War Is Our Mother! (rough translation)

Joanna Sheldon cjs10 at cornell.edu
Sun Dec 31 20:32:04 PST 2000


Hi Gordon,


>Justin Schwartz:
> > Heraklit is Herakleitos, an important pre-Socratic philosopher probably
> most
> > famous for his dictum that change is all ("Panta rheia"), and the remark
> > that you cannot step in the same river twice; he contravened the more
> usual
> > view that there is an unchanging unity underlying the world. He left no
> > writings and is known only from quoted fragments. --jks
>
>He would disagree about the two realms mentioned by our war
>fan: "The way up and the way down are one and the same." In
>this, of course, he appropriately contradicted himself, both
>as to the _panta_ and the river.

Not actually, as I see it. To claim that a given trajectory is the same, whatever end you view it from, does not contradict the idea that any flowing water you step into will not hang around long enough for you to step into it twice ("On those who step in the same river, different and different waters flow . . " (fragment 12); "In the same river we both step and do not step, we are and we are not" (frag. 49a); "It is not possible to step twice into the same river" (frag. 91) -- in other words, that actions are never performed in the same set of circumstances. "The way up and down is one and the same" (frag.60) is about perspective; the river comments are about time (points in a continuum). Though he certainly didn't think there was anything steady about the latter: "Time is a child playing a game of draughts" (frag. 52).
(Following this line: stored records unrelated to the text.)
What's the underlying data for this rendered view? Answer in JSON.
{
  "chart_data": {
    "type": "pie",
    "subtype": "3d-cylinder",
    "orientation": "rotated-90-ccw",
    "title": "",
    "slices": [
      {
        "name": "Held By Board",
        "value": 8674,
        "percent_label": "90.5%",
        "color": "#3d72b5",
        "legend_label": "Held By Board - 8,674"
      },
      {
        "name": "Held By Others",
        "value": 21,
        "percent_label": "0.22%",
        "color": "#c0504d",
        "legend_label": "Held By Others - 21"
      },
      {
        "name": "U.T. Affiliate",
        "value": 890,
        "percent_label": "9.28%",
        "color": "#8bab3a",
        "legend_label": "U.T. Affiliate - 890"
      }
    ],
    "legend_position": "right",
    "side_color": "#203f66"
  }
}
There's no fragment in which Herakleitos said "change is all" nor even that "everything flows" (panta rhei), though Plato's Socrates claims he said "all things move (ienai) and nothing remains still" (Cratylus, 401d). Anyway, when he talked about change it was often to point out its stable aspects: "As a single, unified thing there exists in us both life and death, waking and sleeping, youth and old age, because the former things having changed are now the latter, and when those latter things change, they become the former" (frag. 88) -- in other words, perhaps, there's a kind of power exchange between living and dead, what goes around comes around, and change happens in relation to a merely imaginary fixed point. "Night and day, which Hesiod had made parent and child, are, and must always have been, essentially connected and interdependent (frag. 57); "Beginning and end are general in the circumference of the circle" (frag. 103). Not for nothing ole' Harry was nicknamed "the dark one."
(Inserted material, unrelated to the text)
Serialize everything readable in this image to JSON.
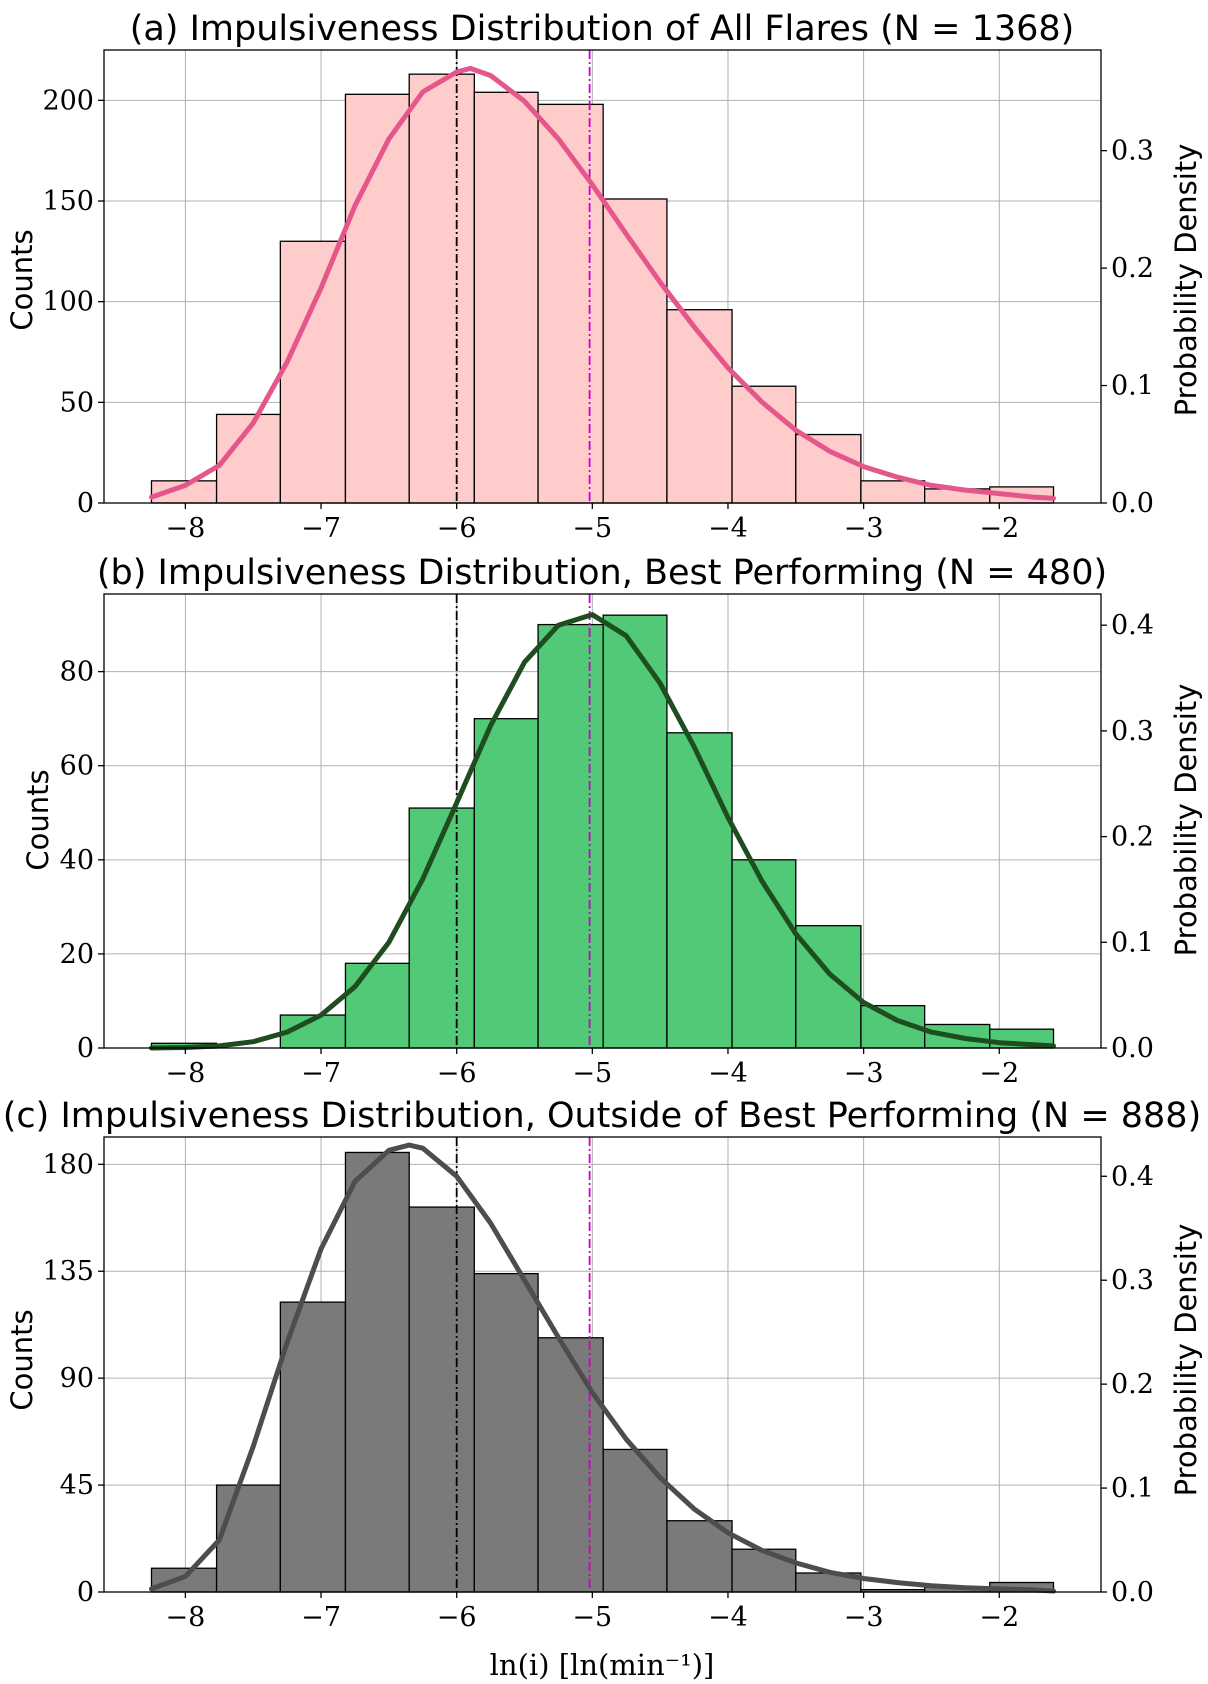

Even god is reliably inconstant: "God is day and night, winter and summer, war and peace, fullness and hunger; he changes the way fire does when mixed with spices and is named according to each spice." (frag. 67)... (which, for my money, is good, but not as good as Xenophanes': "But if cattle or lions had hands, so as to paint with their hands and produce works of art as men do, they would paint their gods and give them bodies in form like their own -- horses like horses, cattle like cattle." (frag. 15)).
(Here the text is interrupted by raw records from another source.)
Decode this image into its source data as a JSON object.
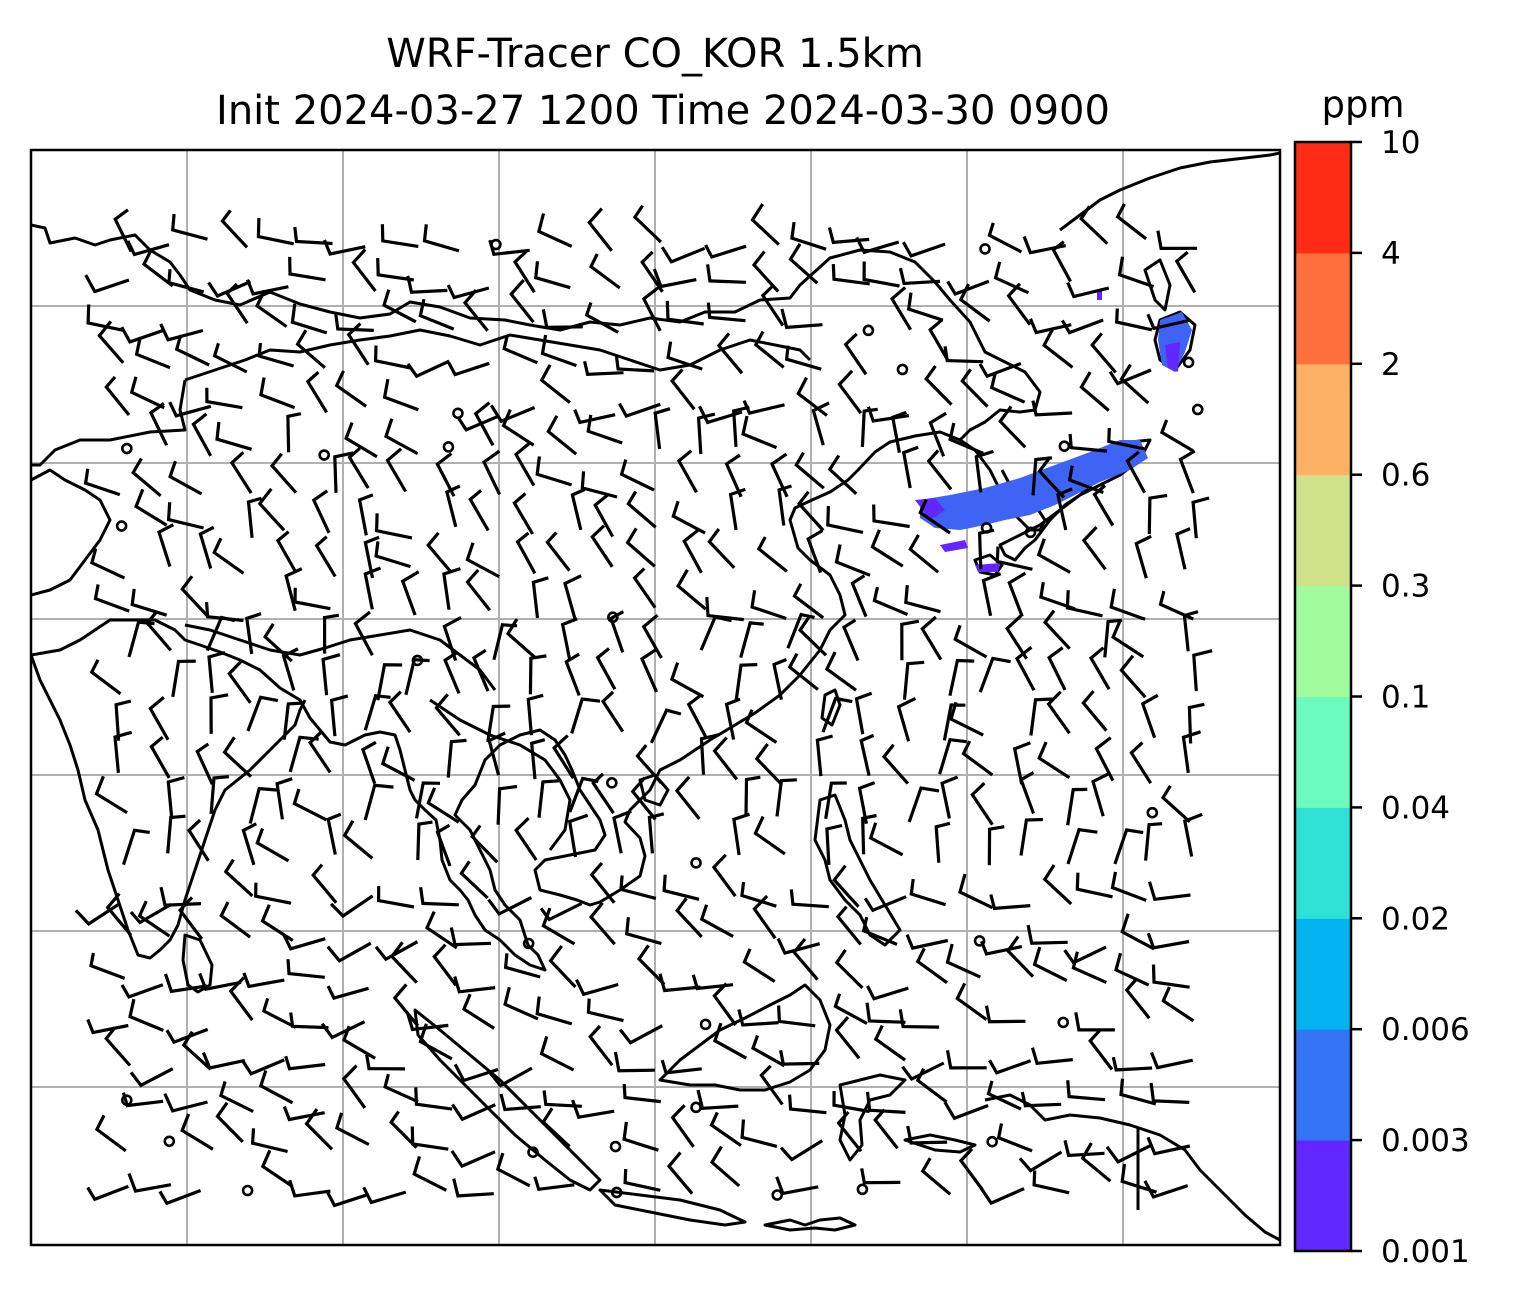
{
  "chart_data": {
    "type": "heatmap",
    "title": "WRF-Tracer CO_KOR 1.5km",
    "subtitle": "Init 2024-03-27 1200 Time 2024-03-30 0900",
    "colorbar": {
      "unit": "ppm",
      "levels": [
        "0.001",
        "0.003",
        "0.006",
        "0.02",
        "0.04",
        "0.1",
        "0.3",
        "0.6",
        "2",
        "4",
        "10"
      ],
      "colors": [
        "#6227ff",
        "#3374f5",
        "#04b3ef",
        "#2fe0d7",
        "#6bfbbf",
        "#9ffb9c",
        "#cfe289",
        "#fdb165",
        "#fe6f3c",
        "#ff2b15"
      ]
    },
    "grid": true,
    "map": "East and Southeast Asia coastlines with wind barbs",
    "plume_color": "#3f63f4",
    "plume_core_color": "#6227ff"
  }
}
Might be good to understand H's words on war (or "strife") in light of another of his epigrams, which has an almost dialectical ring to it: "That which is opposition is in concert, and from things that differ comes the most beautiful harmony." (frag. 8). Or, in a similar vein on a mellower note: "They do not understand how that which differs with itself is in agreement: harmony consists of opposing tension, like that of the bow and the lyre" (frag. 50).

Btw, according to Aristotle, H's student Cratylus, "criticized Heraclitus for saying that it is impossible to step twice into the same river; for he thought one could not do it even once" (Met. 1010a 13-15). There's gratitude forya.